- - Thursday, January 7, 2016

ANALYSIS/OPINION:

If you belonged to a club that benefited other members at your expense, would you consider leaving? Would you resent it if the club collected dues from all members but only provided benefits to a select few?

Of course you would. Across the country, voluntary organizations thrive because all of their members derive benefits from joining and participating. Churches, civic associations, and hobbyist groups exist because supporters voluntarily decide these groups merit their time, energy and money.

Only one type of private organization doesn’t play by the same rules. For decades, union officials have been empowered by federal and state law to collect mandatory dues from employees who haven’t actually joined a union. But a landmark Supreme Court case could change all that for America’s civil servants.

This Monday, the Supreme Court will hear Friedrichs v.

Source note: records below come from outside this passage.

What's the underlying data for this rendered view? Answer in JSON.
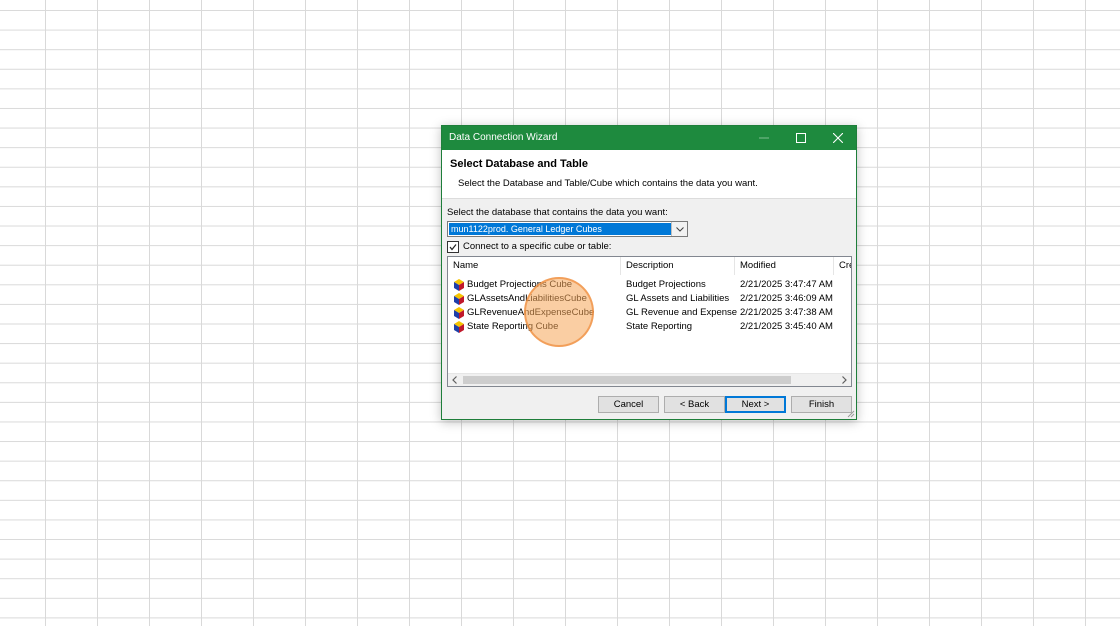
{
  "dialog": {
    "title": "Data Connection Wizard",
    "header_title": "Select Database and Table",
    "header_subtitle": "Select the Database and Table/Cube which contains the data you want.",
    "database_label": "Select the database that contains the data you want:",
    "database_value": "mun1122prod. General Ledger Cubes",
    "checkbox_label": "Connect to a specific cube or table:",
    "checkbox_checked": true,
    "columns": [
      "Name",
      "Description",
      "Modified",
      "Cre"
    ],
    "rows": [
      {
        "name": "Budget Projections Cube",
        "description": "Budget Projections",
        "modified": "2/21/2025 3:47:47 AM"
      },
      {
        "name": "GLAssetsAndLiabilitiesCube",
        "description": "GL Assets and Liabilities",
        "modified": "2/21/2025 3:46:09 AM"
      },
      {
        "name": "GLRevenueAndExpenseCube",
        "description": "GL Revenue and Expense",
        "modified": "2/21/2025 3:47:38 AM"
      },
      {
        "name": "State Reporting Cube",
        "description": "State Reporting",
        "modified": "2/21/2025 3:45:40 AM"
      }
    ],
    "buttons": {
      "cancel": "Cancel",
      "back": "< Back",
      "next": "Next >",
      "finish": "Finish"
    }
  },
  "icons": {
    "minimize": "minimize-icon",
    "maximize": "maximize-icon",
    "close": "close-icon",
    "cube": "cube-icon",
    "dropdown": "chevron-down-icon"
  },
  "colors": {
    "titlebar": "#1e8a3e",
    "selection": "#0078d7",
    "click_highlight": "#f6a558"
  }
}
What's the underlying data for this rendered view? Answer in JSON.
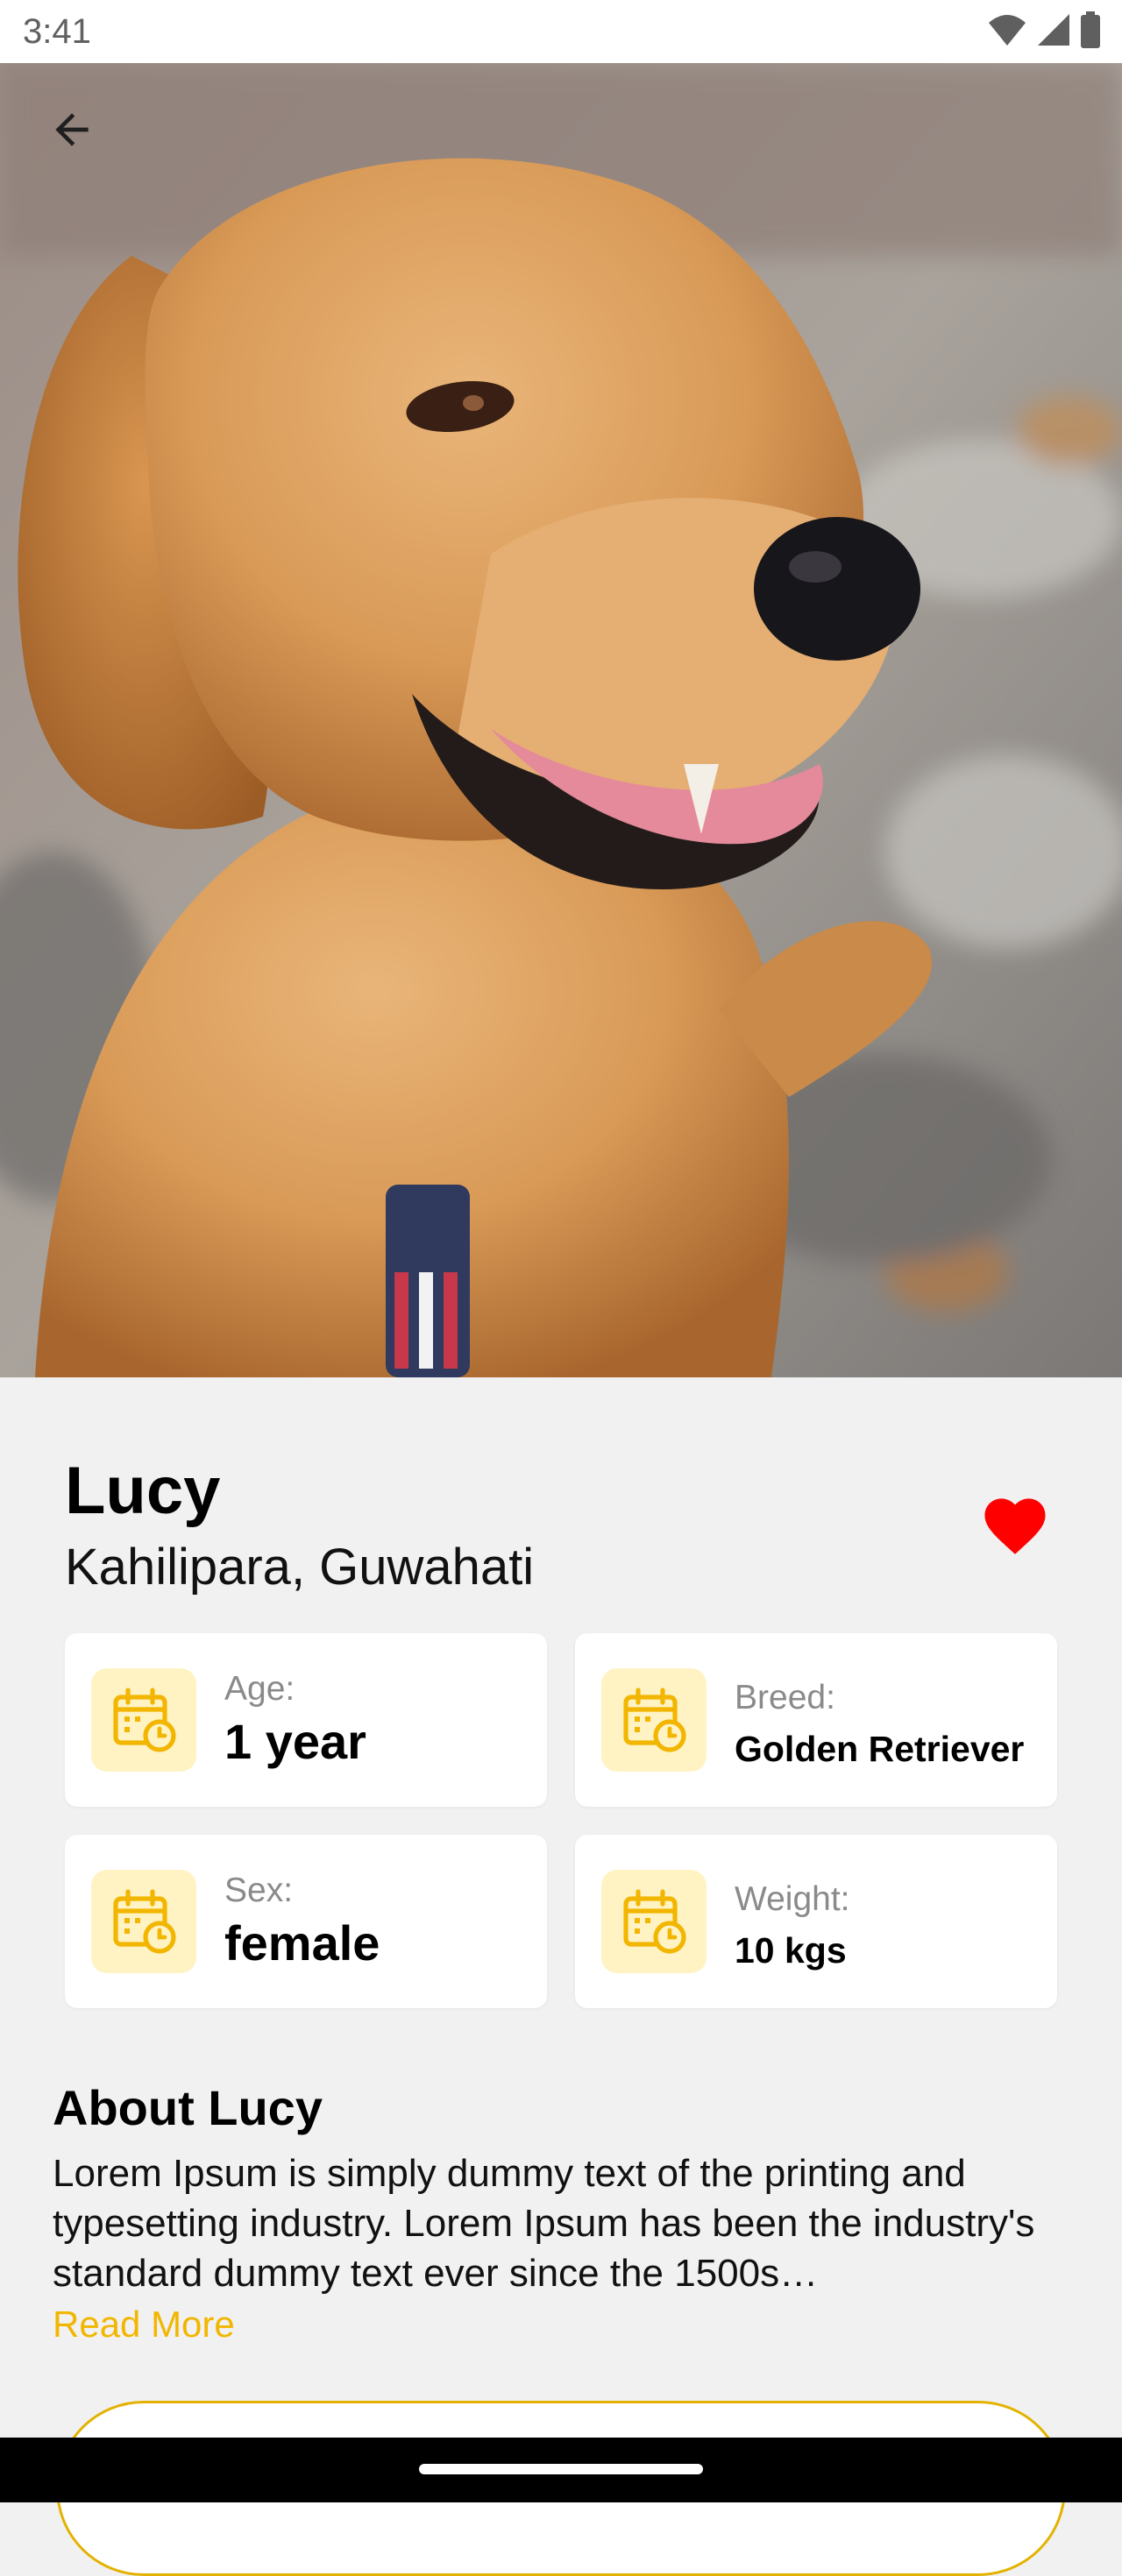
{
  "status_bar": {
    "time": "3:41",
    "icons": [
      "wifi-icon",
      "signal-icon",
      "battery-icon"
    ]
  },
  "header": {
    "back_icon": "arrow-left-icon"
  },
  "pet": {
    "name": "Lucy",
    "location": "Kahilipara, Guwahati",
    "favorite_icon": "heart-icon",
    "favorite_color": "#ff0000"
  },
  "details": [
    {
      "label": "Age:",
      "value": "1 year",
      "icon": "calendar-clock-icon"
    },
    {
      "label": "Breed:",
      "value": "Golden Retriever",
      "icon": "calendar-clock-icon"
    },
    {
      "label": "Sex:",
      "value": "female",
      "icon": "calendar-clock-icon"
    },
    {
      "label": "Weight:",
      "value": "10 kgs",
      "icon": "calendar-clock-icon"
    }
  ],
  "about": {
    "title": "About Lucy",
    "text": "Lorem Ipsum is simply dummy text of the printing and typesetting industry. Lorem Ipsum has been the industry's standard dummy text ever since the 1500s…",
    "read_more": "Read More"
  },
  "colors": {
    "accent": "#f2b600",
    "icon_bg": "#fff3c4",
    "background": "#f1f1f1"
  }
}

California Teachers Association, a case brought by 10 California public school teachers. The teachers are challenging a policy that requires them to pay dues to a union they don’t belong to or support. The case builds on two recent National Right to Work Foundation Supreme Court victories — Knox v. SEIU (2012) and Harris v. Quinn (2014) — that raised serious doubts about the constitutionality of mandatory union dues or fees for public employees.

In both Knox and Harris, the Supreme Court ruled against forced dues on narrow grounds, but the Friedrichs case places a broad First Amendment challenge to all public sector forced dues squarely and unavoidably before the High Court. In Knox, Justice Alito’s majority opinion called forced dues for public employees “something of an anomaly” in American jurisprudence. In Friedrichs, the plaintiffs are asking the Court to correct that anomaly once and for all.

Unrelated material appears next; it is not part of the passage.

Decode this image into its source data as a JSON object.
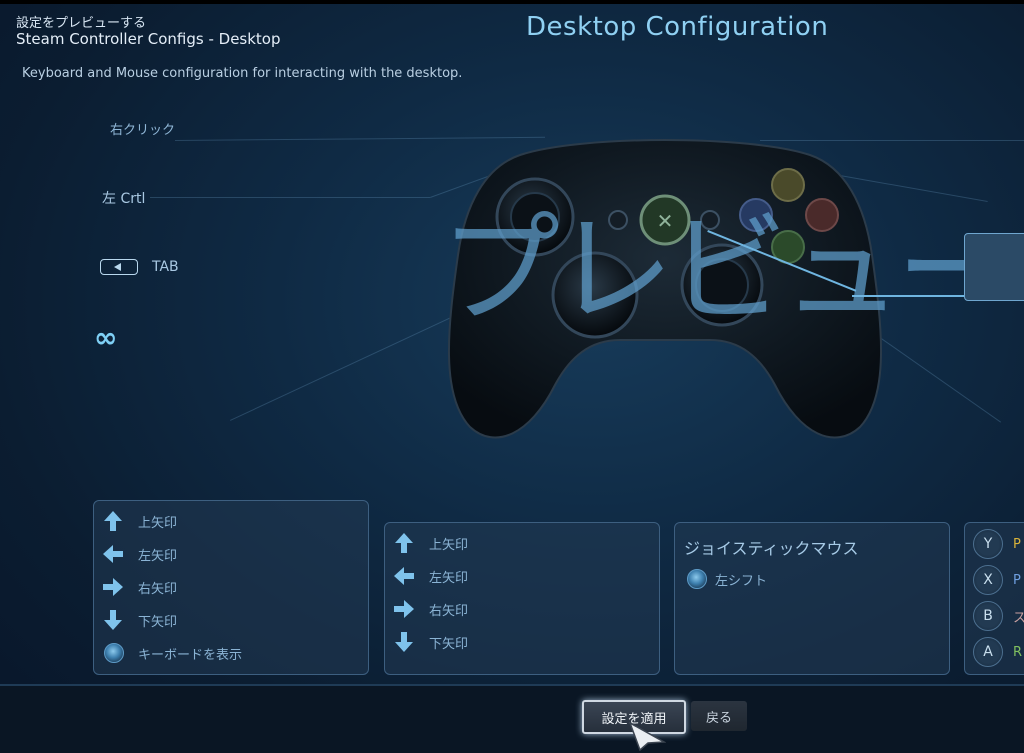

The injustice of forcing employees to subsidize an organization they don’t belong to and disagree with should be readily apparent, but the arguments in Friedrichs also highlight the faulty logic behind unions’ own justifications for collecting forced dues. California Attorney General Kamala Harris, an ambitious politician whose career has benefited from union bosses’ largesse, actually admitted that union bargaining disadvantages many teachers in a brief filed in support of the California Teachers Association.

Wrote Ms. Harris: “Unions do have substantial latitude to advance bargaining positions that … run counter to the economic interests of some employees.” In other words, Ms. Harris implicitly concedes that many teachers are being forced to pay money for a union to advocate policies contrary to their own best interests.

This admission comes as no surprise to the plaintiffs, who argue that they are disadvantaged by union policies that favor colleagues with more seniority. But it is striking to see a Big Labor ally publicly acknowledge that union policies hurt the same teachers who would currently lose their jobs if they refused to contribute to the union’s coffers.

Naturally, union apologists have advanced other arguments to defend Big Labor’s forced-dues privileges. One popular refrain is that public sector unions couldn’t attract and retain members without the financial backing of every employee in a given workplace.

This specious claim is easily disproved. For one, many unions continue to thrive in Right to Work states, which have outlawed mandatory dues. Moreover, even if public sector unions lose their forced-dues privileges, they will retain immense influence over employee-employer relations, something that will continue to induce many workers to join.

American labor law, which applies even in states that have outlawed mandatory union dues, empowers union officials in unionized workplaces to impose a contract — which covers wages and working conditions — on all employees, including those who don’t belong to the union. This unparalleled power helps unions attract dues-paying members who have decided they want a say in an organization that, for better or worse, has been handed a monopoly on workplace bargaining.

Of course, union apologists don’t like to publicly acknowledge unions’ privileged workplace status because doing so would undercut the rationale for their forced-dues powers. But that shouldn’t discourage the Supreme Court from striking down forced union dues in the public sector. Government employees should decide for themselves if financially supporting a union is really in their best interest, something that even union defenders have admitted is often not the case.

Mark Mix is president of the Right to Work Foundation.